>Maybe this someone also knows about the so-called Pierre Degeyter
>Club (formed sometime in the '30s I guess) for serious American composers
>with a leftist urge, such as Aaron Copland?
>From the introduction to Songs for Political Action 1926-1953 by Ronald D.
Cohen and Dale Samuelson:
"At the height of the Depression, members of the Communist Party affiliated Pierre Degeyter Club, the ideological leaders of the Workers' Music League, formed the Composers' Collective. It attracted many leading figures in American contemporary music, including Jacob Schaefer, Marc Blitzstein, Herbert Haufrecht, Lan Adomian, Henry Cowell, Earl Robinson and George Anthell. The Collective's goal was to create a substantial body of people's music that would appeal to the working classes. Although inspired by the revolutionary music of such European composers as Hanns Eisler and Elie Siegmeister and lyricist Bertolt Brecht, the collective's musical sensibilities were largely defined by dissonant, avant-garde compositions of Cowell and his followers. . .

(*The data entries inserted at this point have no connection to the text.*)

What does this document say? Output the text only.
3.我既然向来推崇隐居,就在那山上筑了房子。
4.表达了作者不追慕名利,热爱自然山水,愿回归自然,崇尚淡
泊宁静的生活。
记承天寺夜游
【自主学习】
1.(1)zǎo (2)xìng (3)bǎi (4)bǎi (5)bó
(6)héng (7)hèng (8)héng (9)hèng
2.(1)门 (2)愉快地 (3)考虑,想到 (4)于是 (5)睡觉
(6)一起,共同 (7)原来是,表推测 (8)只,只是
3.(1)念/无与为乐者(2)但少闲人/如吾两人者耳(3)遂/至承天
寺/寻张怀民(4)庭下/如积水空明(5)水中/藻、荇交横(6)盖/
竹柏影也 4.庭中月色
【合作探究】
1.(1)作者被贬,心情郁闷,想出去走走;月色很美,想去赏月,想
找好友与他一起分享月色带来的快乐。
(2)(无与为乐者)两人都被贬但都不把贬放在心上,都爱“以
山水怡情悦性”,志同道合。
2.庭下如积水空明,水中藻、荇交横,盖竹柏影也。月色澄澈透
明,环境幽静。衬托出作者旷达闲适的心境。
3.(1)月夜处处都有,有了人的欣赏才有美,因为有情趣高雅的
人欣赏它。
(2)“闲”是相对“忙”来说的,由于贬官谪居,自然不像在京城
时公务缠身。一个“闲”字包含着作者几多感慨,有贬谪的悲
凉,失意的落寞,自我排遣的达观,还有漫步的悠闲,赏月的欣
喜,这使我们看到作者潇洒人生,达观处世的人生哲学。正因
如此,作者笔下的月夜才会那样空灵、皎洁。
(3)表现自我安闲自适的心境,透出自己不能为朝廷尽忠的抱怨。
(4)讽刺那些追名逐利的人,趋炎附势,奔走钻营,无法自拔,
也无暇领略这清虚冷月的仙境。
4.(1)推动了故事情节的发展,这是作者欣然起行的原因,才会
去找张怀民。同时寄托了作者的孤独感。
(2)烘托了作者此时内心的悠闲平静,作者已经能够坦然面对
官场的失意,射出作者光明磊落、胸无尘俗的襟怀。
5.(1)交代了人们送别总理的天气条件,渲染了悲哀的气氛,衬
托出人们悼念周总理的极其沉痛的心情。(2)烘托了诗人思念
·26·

"When Cowell brought his former teacher, Charles Seeger, into the Collective, resistance to using traditional musical forms began to fall. An ethnomusicologist as well as a composer, Seeger quickly recognized that complex, harmonically sophisticated compositions offered little appeal to the masses. . ."
Charles Seeger wrote for the Daily Worker as "Carl Sands." A later reference in the book adds Ruth Crawford Seeger and Aaron Copland to the list of members. Note that this 1932 formation predated the People's Front; i.e., it was a product of the revolutionary so-called Third Period.
The entire book bears appreciative reading, while listening to the music on ten compact discs that accompany it, although I believe the German folksinger Ernst Busch, Europe's Woody Guthrie, had a greater influence on Marxist minstrels of the thirties than Eisler or Brecht, whose enduring stamp was yet to come.
In response to an earlier question on the class content of classical music, I would recommend reading Hanns Eisler's book, whose title I have forgotten. It was published in English about 20 years ago by Seven Seas Press of Berlin GDR. Despite Eisler's profound insights into his own style of music, he dismissed rock music as decadent.
(Hanns was brother to Gerhard Eisler, victim of the McCarthy/HUAC witch-hunt, and University of Chicago professor [author of Stalin and German Communism] Ruth Fisher, the former left communist who ratted on her brothers. Despite this disgrace, Ruth Fisher was featured prominently in a 1989 GDR exhibition, 600 Years of Berlin Jewish History, as an honorable contributor to that tradition. Much as Pete Seeger [son of Charles, mentioned above] in recent issues of Sing Out! has forgiven Burl Ives and Josh White for testifying before HUAC against their fellow folk musicians, I guess. In the long run, the radical and revolutionary proletarian cultural community seems more embracing, uplifting, and forgiving than the milieu of academic Marxism. Perhaps the LBO list could benefit from more of it.)